There has been very little scholarship in recent years which provides a detailed analysis of Christian support for the First World War in Canada. This work attempts to fill this gap with respect to the Presbyterian Church in Canada. It is a thorough analysis of the Presbyterian periodicals in war and peace between 1913 and 1919. The work is presented as a contribution to our understanding of Canada's Great War experience. One of the few academic articles which examined Protestant support for the war was the influential article 'The Methodist Church and World War I'. In this article, published in the Canadian Historical Review in 1968, Michael Bliss argues that the Methodist Church accepted what he regards as the 'paradox of fighting for peace because its leaders were misled about the nature and purposes of the war.

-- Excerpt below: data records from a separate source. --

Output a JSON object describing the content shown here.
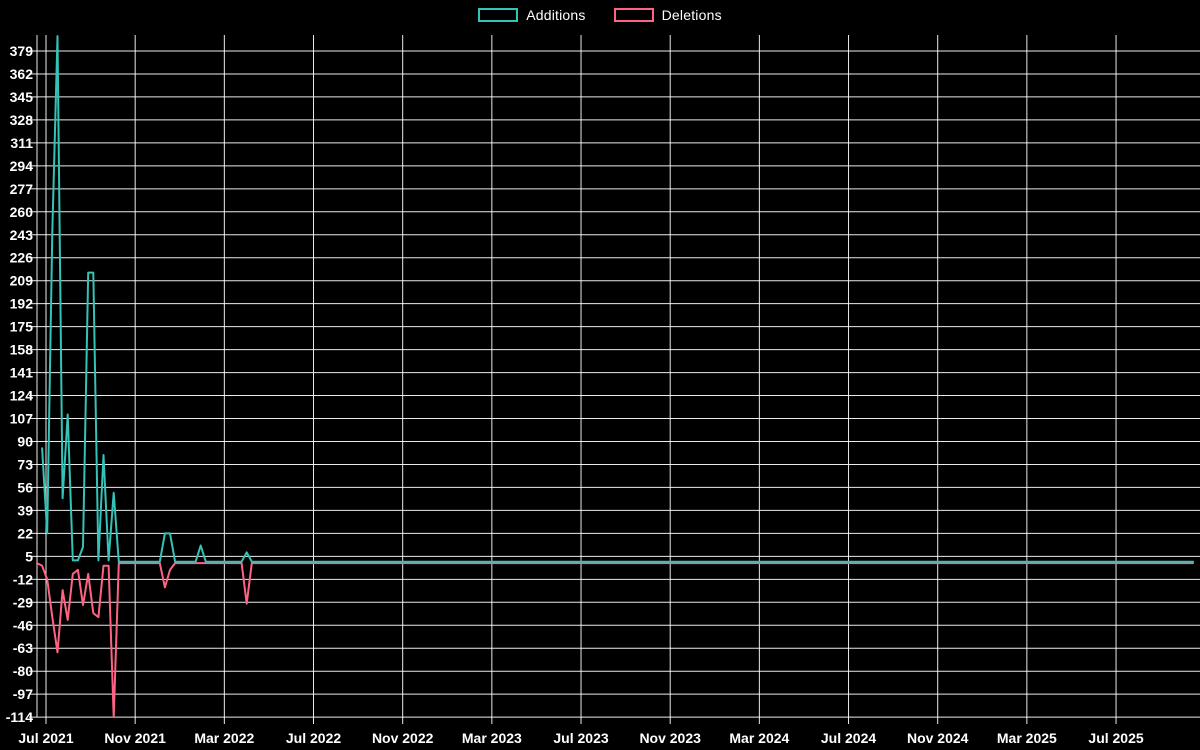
{
  "chart_data": {
    "type": "line",
    "title": "",
    "background_color": "#000000",
    "grid": true,
    "grid_color": "#ffffff",
    "text_color": "#ffffff",
    "legend_position": "top",
    "legend_entries": [
      "Additions",
      "Deletions"
    ],
    "x_axis": {
      "tick_labels": [
        "Jul 2021",
        "Nov 2021",
        "Mar 2022",
        "Jul 2022",
        "Nov 2022",
        "Mar 2023",
        "Jul 2023",
        "Nov 2023",
        "Mar 2024",
        "Jul 2024",
        "Nov 2024",
        "Mar 2025",
        "Jul 2025"
      ],
      "tick_interval_months": 4,
      "unit": "weeks since 2021-06-20"
    },
    "y_axis": {
      "tick_labels": [
        379,
        362,
        345,
        328,
        311,
        294,
        277,
        260,
        243,
        226,
        209,
        192,
        175,
        158,
        141,
        124,
        107,
        90,
        73,
        56,
        39,
        22,
        5,
        -12,
        -29,
        -46,
        -63,
        -80,
        -97,
        -114
      ],
      "tick_step": 17,
      "min": -114,
      "max": 392
    },
    "series": [
      {
        "name": "Additions",
        "color": "#35c2b7",
        "points": [
          [
            1,
            85
          ],
          [
            2,
            22
          ],
          [
            3,
            245
          ],
          [
            4,
            390
          ],
          [
            5,
            48
          ],
          [
            6,
            110
          ],
          [
            7,
            2
          ],
          [
            8,
            2
          ],
          [
            9,
            12
          ],
          [
            10,
            215
          ],
          [
            11,
            215
          ],
          [
            12,
            2
          ],
          [
            13,
            80
          ],
          [
            14,
            2
          ],
          [
            15,
            52
          ],
          [
            16,
            1
          ],
          [
            24,
            1
          ],
          [
            25,
            22
          ],
          [
            26,
            22
          ],
          [
            27,
            1
          ],
          [
            31,
            1
          ],
          [
            32,
            13
          ],
          [
            33,
            1
          ],
          [
            40,
            1
          ],
          [
            41,
            8
          ],
          [
            42,
            1
          ],
          [
            226,
            1
          ]
        ]
      },
      {
        "name": "Deletions",
        "color": "#ff6384",
        "points": [
          [
            0,
            0
          ],
          [
            1,
            -2
          ],
          [
            2,
            -12
          ],
          [
            3,
            -40
          ],
          [
            4,
            -66
          ],
          [
            5,
            -20
          ],
          [
            6,
            -42
          ],
          [
            7,
            -8
          ],
          [
            8,
            -5
          ],
          [
            9,
            -31
          ],
          [
            10,
            -8
          ],
          [
            11,
            -37
          ],
          [
            12,
            -40
          ],
          [
            13,
            -2
          ],
          [
            14,
            -2
          ],
          [
            15,
            -114
          ],
          [
            16,
            0
          ],
          [
            24,
            0
          ],
          [
            25,
            -18
          ],
          [
            26,
            -5
          ],
          [
            27,
            0
          ],
          [
            31,
            0
          ],
          [
            32,
            0
          ],
          [
            33,
            0
          ],
          [
            40,
            0
          ],
          [
            41,
            -30
          ],
          [
            42,
            0
          ],
          [
            226,
            0
          ]
        ]
      }
    ]
  },
  "legend": {
    "additions_label": "Additions",
    "deletions_label": "Deletions",
    "additions_color": "#35c2b7",
    "deletions_color": "#ff6384"
  }
}
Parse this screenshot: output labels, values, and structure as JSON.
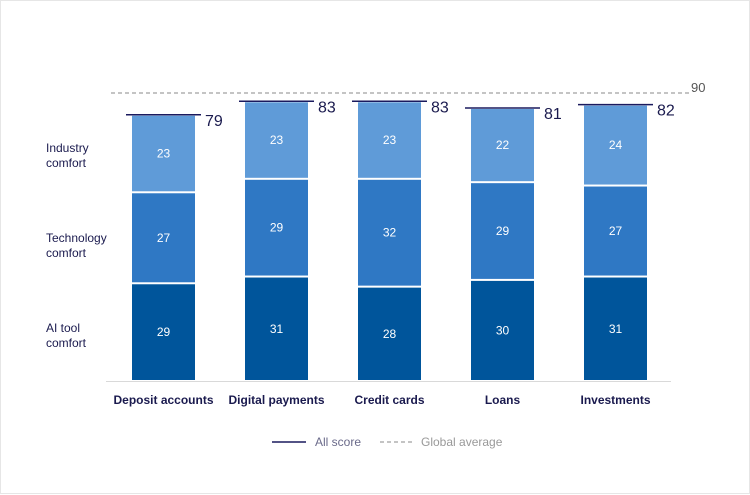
{
  "chart_data": {
    "type": "bar",
    "stacked": true,
    "categories": [
      "Deposit accounts",
      "Digital payments",
      "Credit cards",
      "Loans",
      "Investments"
    ],
    "series": [
      {
        "name": "AI tool comfort",
        "values": [
          29,
          31,
          28,
          30,
          31
        ],
        "color": "#00559b"
      },
      {
        "name": "Technology comfort",
        "values": [
          27,
          29,
          32,
          29,
          27
        ],
        "color": "#2f78c4"
      },
      {
        "name": "Industry comfort",
        "values": [
          23,
          23,
          23,
          22,
          24
        ],
        "color": "#5f9bd8"
      }
    ],
    "totals": [
      79,
      83,
      83,
      81,
      82
    ],
    "global_average": 90,
    "legend": {
      "all_score": "All score",
      "global_average": "Global average",
      "placement": "bottom"
    },
    "row_labels": [
      "Industry\ncomfort",
      "Technology\ncomfort",
      "AI tool\ncomfort"
    ],
    "colors": {
      "total_line": "#1a1a5e",
      "global_line": "#8a8a8a",
      "label_text": "#1a1a4e"
    }
  }
}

This argument has been echoed in subsequent studies of Canadian attitude towards conflict and appears to be the most widely accepted view of church support for the First World War. More recent general studies of Canadian attitudes during the Great War have emerged, influenced by Fritz Fischer and the belief that Germany sought war in 1914 and pursued a policy to bring Europe under German control. Recent scholarship also suggests that Allied perceptions of German behaviour in Belgium and Northern France were largely correct. The four main periodicals for the Presbyterian Church in Canada were examined thoroughly over a period of six years and an attempt was made to read and include as many editorials articles, letters and other contributions which reflected Presbyterian opinion about the war. The changing pattern of Presbyterian discussion demonstrated a deliberate, intelligent and continuous effort to reconcile war and Christianity. The evidence would suggest that Presbyterians understood what was at stake and why they were fighting the war. They fought based on a perception of the enemy that was largely correct and for the principles of truth, righteousness and in defence of the weak. The war was just.